If Apple expires your session, run:

./icloudctl auth
./icloudctl restart

Everyday Commands

./icloudctl start
./icloudctl stop
./icloudctl restart
./icloudctl status
./icloudctl logs
./icloudctl doctor
./icloudctl clear-cache
./icloudctl uninstall

What they do:

  • start: starts the background user service
  • stop: stops the service and unmounts the folder
  • restart: restarts the service cleanly
  • status: shows whether the service is running
  • logs: tails the service logs
  • doctor: checks common setup issues
  • clear-cache: deletes the local mirror and sync database, then rebuilds them on next start
  • uninstall: removes the generated user service

What Happens After You Start It

On the first run:

  • the service crawls your iCloud Drive metadata
  • it mounts the folder
  • it starts downloading file contents into the local cache in the background

On later runs:

  • it reuses the cache stored on disk
  • it refreshes remote metadata in the background
  • it continues hydrating anything still missing

Local file writes are committed to the mirror immediately and uploaded by the sync engine in the background.

Local Cache And Sync State

The project keeps its local state here:

  • Config: ~/.config/icloud-linux/config.yaml
  • Session cookies: ~/.config/icloud-linux/cookies
  • Service env: ~/.config/icloud-linux/icloud.env
  • User service: ~/.config/systemd/user/icloud.service
  • Local cache root: ~/.cache/icloud-linux
  • Local mirror: ~/.cache/icloud-linux/mirror
  • Sync state database: ~/.cache/icloud-linux/state.sqlite3
  • Logs: ~/.local/state/icloud-linux/icloud.log

What “Sync Engine” Means Here

This repo is not just a read-only mount and it is not only a foreground downloader.

The sync engine:

  • tracks local dirty files and directories
  • uploads local changes on a timer
  • refreshes remote metadata on a timer
  • hydrates missing file contents in the background
  • preserves local conflict copies when local and remote diverge

That makes it closer to a real cached sync client than a simple network filesystem wrapper.

Troubleshooting

The service will not start

Run:

./icloudctl status
./icloudctl doctor
./icloudctl logs

Authentication expired

Run:

./icloudctl auth
./icloudctl restart

I want to rebuild everything locally

Run:

./icloudctl clear-cache

That removes the local mirror and sync database. The next start will rebuild them from iCloud.
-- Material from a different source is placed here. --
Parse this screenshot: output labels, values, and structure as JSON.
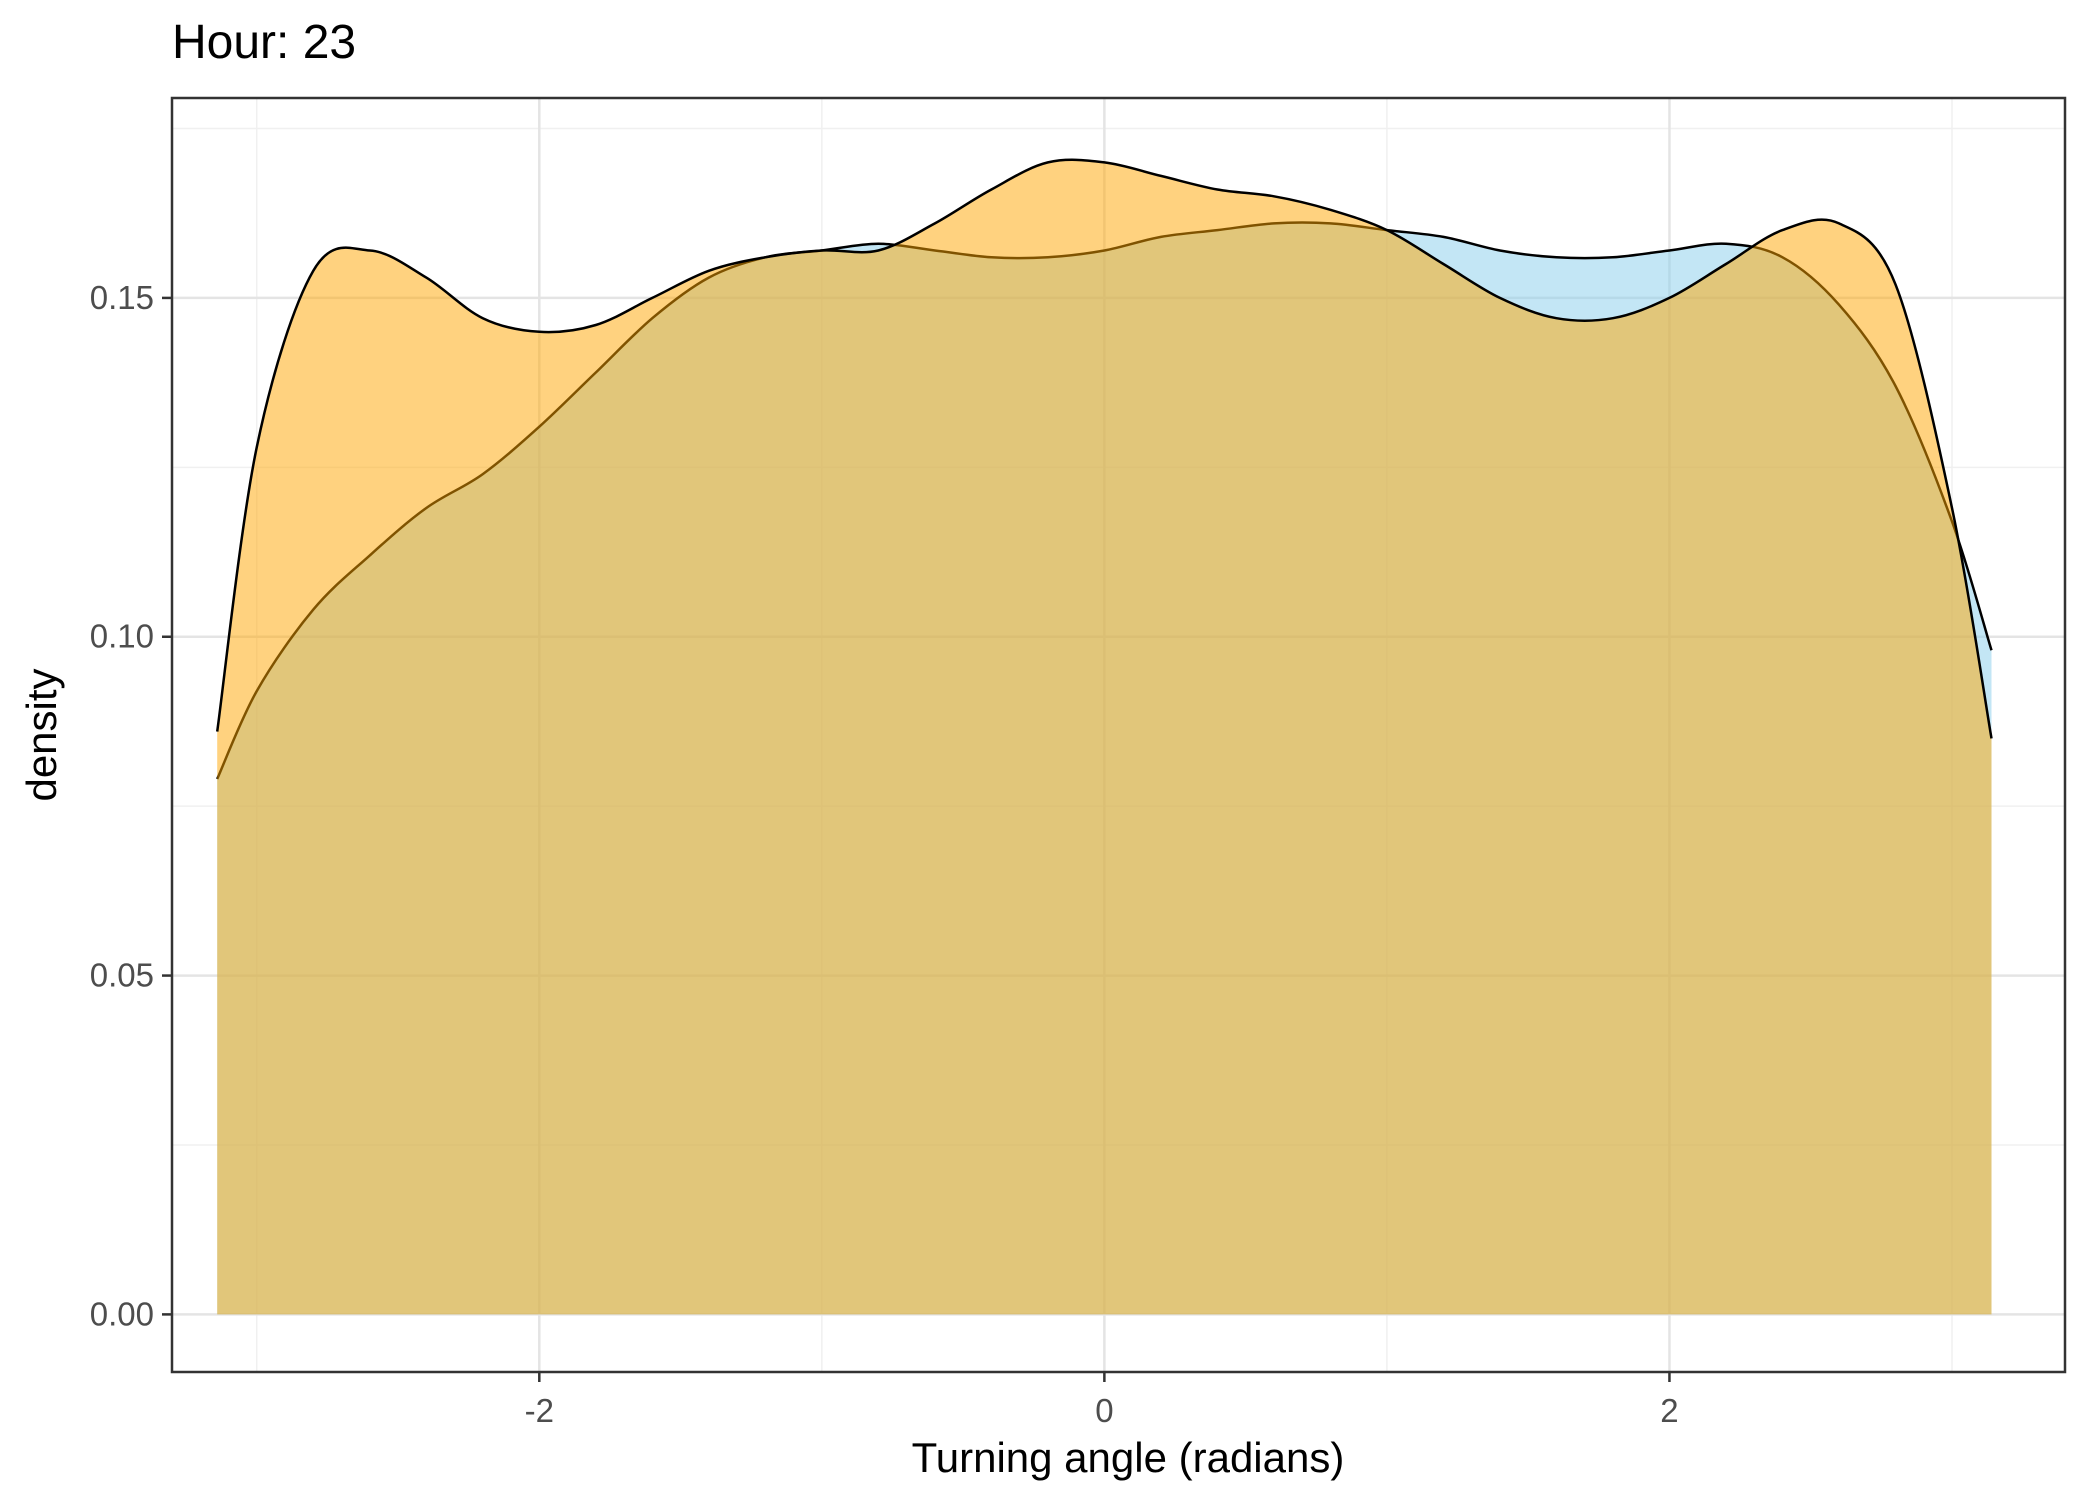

I want to confirm it is using the local cache

After the service has had time to hydrate files:

find ~/iCloud -type f | head
rg --files ~/iCloud | head

You can watch logs in another terminal:

./icloudctl logs

Normal activity should mostly look like background crawl, hydration, and sync logs rather than a separate remote fetch for every file operation.

Notes

  • Warmup downloads are intentionally conservative because iCloud file downloads are sensitive to aggressive parallelism.
  • The generated systemd unit is created by ./icloudctl; the repo does not rely on checked-in service files anymore.
  • This project currently targets a user-level systemd service, not a system-wide root service.

About

Mount iCloud Drive on Linux as a fast local-first FUSE filesystem with persistent caching, background hydration, and bidirectional sync.